Ahhh, Cinque Terre. The photos captured by other tourists travelling to these five towns on the Italian Riviera left me with a severe case of wanderlust. So I knew it would be an essential stop on my European summer itinerary. Yet I didn’t anticipate just how stunning it would be in real life.
Travelling from Florence, I caught an early train to La Spezia (another little town on the Italian Riviera near the famous five towns of the Cinque Terre) and stored my backpack at the station. I then bought a 2 day Cinque Terre pass for 29 euros and caught the regional train from La Spezia to the furthest town, Monterosso. Once I arrived, I was rewarded with a beautiful view of the Mediterranean Sea. This town is well-known for its sandy/rocky beach. I then began my hike along the steep path from Monterosso to Vernazza. Along the way, I was able to enjoy the view of the beautiful Mediterranean Sea and even plucked a few cherry tomatoes off the vines that I passed.
After about 1.5 hours, Vernazza came into view and the gorgeous marina lined with colourful houses stacked on top of each other was even more beautiful than I had imagined. Coming across a particularly photogenic spot, I asked a girl nearby if she would mind taking my picture and offered to take hers in return. We got chatting and I discovered that she was an Au Pair in Milan on holiday in the Cinque Terre for a day. We continued getting to know each other as we headed down to the town and decided to take a swim in the sea. Jumping in, I felt the buoyancy of the salty water. Swimming out languidly, I couldn’t stop saying how lucky I was and thanking the sea, the sky, the Earth for being so goddamn beautiful.
After I was satisfied with my swim, we went to grab some bruschetta for lunch and ate it on the rocks overlooking the sea. Then we caught the train to Manarola, a town which had majestic views of a marina berthed with so many colourful houses. We walked up to the viewpoint to capture its beauty on camera before exploring the town. There was so much beauty in the charming houses; washing draped from the windows; colourful flowers studding the hilly streets; and the calls of “ciao”, “grazie” and “prego” filling the air. I loved listening to lilting sing-song voice of the local Italians and the way an “a” was seemingly added to the end of every word.

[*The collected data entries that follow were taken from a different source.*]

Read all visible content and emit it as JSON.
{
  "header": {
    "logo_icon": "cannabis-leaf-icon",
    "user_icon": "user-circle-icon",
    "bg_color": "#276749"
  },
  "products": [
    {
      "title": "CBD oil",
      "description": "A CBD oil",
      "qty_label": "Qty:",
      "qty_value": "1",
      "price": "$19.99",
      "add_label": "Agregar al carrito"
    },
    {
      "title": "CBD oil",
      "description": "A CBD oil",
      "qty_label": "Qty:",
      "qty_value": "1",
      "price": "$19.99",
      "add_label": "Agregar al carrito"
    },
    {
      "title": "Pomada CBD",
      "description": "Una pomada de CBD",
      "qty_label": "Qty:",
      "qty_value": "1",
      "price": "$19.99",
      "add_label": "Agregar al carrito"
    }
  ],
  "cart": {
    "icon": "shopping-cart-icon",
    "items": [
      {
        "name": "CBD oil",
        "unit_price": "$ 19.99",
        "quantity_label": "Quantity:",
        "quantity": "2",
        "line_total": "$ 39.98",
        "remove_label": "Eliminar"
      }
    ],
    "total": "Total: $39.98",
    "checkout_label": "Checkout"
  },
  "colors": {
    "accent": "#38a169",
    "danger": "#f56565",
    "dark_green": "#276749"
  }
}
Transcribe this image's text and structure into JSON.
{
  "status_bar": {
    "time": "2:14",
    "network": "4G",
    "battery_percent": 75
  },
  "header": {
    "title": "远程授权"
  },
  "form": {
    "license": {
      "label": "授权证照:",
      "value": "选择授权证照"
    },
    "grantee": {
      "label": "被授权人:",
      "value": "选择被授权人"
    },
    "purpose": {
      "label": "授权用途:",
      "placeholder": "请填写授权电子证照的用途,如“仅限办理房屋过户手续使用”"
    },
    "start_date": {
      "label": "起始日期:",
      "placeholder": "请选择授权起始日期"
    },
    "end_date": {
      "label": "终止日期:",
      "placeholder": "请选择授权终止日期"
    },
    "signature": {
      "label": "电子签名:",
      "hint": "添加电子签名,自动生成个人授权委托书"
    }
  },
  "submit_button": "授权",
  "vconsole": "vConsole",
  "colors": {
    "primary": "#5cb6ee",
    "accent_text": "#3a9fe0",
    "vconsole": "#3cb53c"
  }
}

With it getting later, we caught the train to Riomaggiore. This town had lego-like houses by the marina. After exploring the town and the views, my new friend and I went to collect my bag from the train station and I caught a shuttle back to my hostel in La Spezia. Zooming around the cliff roads with the sun setting in the background felt so surreal.
The next day was one of the best days on my whole European adventure. I started in the town of Vernazza and hiked to Corniglia, a town set high up on the cliffs. For this reason, a lot of tourists tend to skip it and it is therefore less busy and crowded. After exploring the town and grabbing some lunch, I found some steep steps leading down to a quiet swimming spot. I descended the seemingly never-ending stairs and went for a blissful swim in the sea.
I had to make my way back up all those steps and down a whole bunch more to get to the station to take the train back to Manarola. There I met two solo travellers whom I had met the night before in my hostel and we swam in a quiet spot on the other side of the marina and shared our travel experiences. When dinner time approached, we headed to Riomaggiore to buy a bottle of prosecco and I bought a colourful toma from Britta, the only all-vegan food store in the whole Cinque Terre. I enjoyed eating it in front of the similarly colourful houses. We then cracked open the prosecco as we watched the sun set pink over the blue Mediterranean – pure happiness. I stayed another night at the hostel and spent some time in town the next morning before catching my train around midday.
So there you have it, my beautiful two and half day stay in the Cinque Terre. The place stole my heart, and I know it will steal yours too.